Toxicity test to banana leaves
Semi-quantitative tests were performed using banana leaves. The old leaves from the adult banana plant were got rid of petioles and then teared into long strips ~ 15 mm in width and ~ 200 mm in length, followed by inserting in a 15 mL tube containing 5 mL of the filtrated culture solutions. These treatments were placed on the windowsill and exposed to natural light, and observed the leaves yellowing every day. The experiment had three replicates.

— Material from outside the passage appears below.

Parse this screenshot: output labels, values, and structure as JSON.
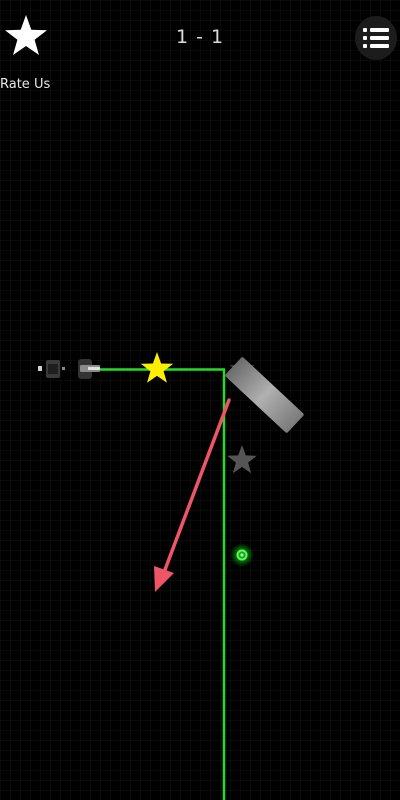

Quantitative tests were performed by relative electrical conductivity of leaf strip so as to evaluate leaf membrane injury. When leaves showed symptoms in semi-quantitative testing, 1 g leaf samples were collected from each treatment, and washed with deionized water to remove the adsorbed electrolytes. The washed leaf segments (1 g) were immersed in 40 mL deionized water, and shaked gently. The 100 μL extraction of the leaves was diluted to 2 mL with deionized water, and the conductivity of the diluted leaf extraction was measured using an electrical conductivity meter (DDS-11A, Leici Instrument Co., China). A second conductivity measurement was made by employing the same method after the same leaf tissues were boiled in a 100 ℃ for 30 min and then cooled to room temperature. Relative leaf membrane injury was calculated as a ratio between the first and second conductivity measurements.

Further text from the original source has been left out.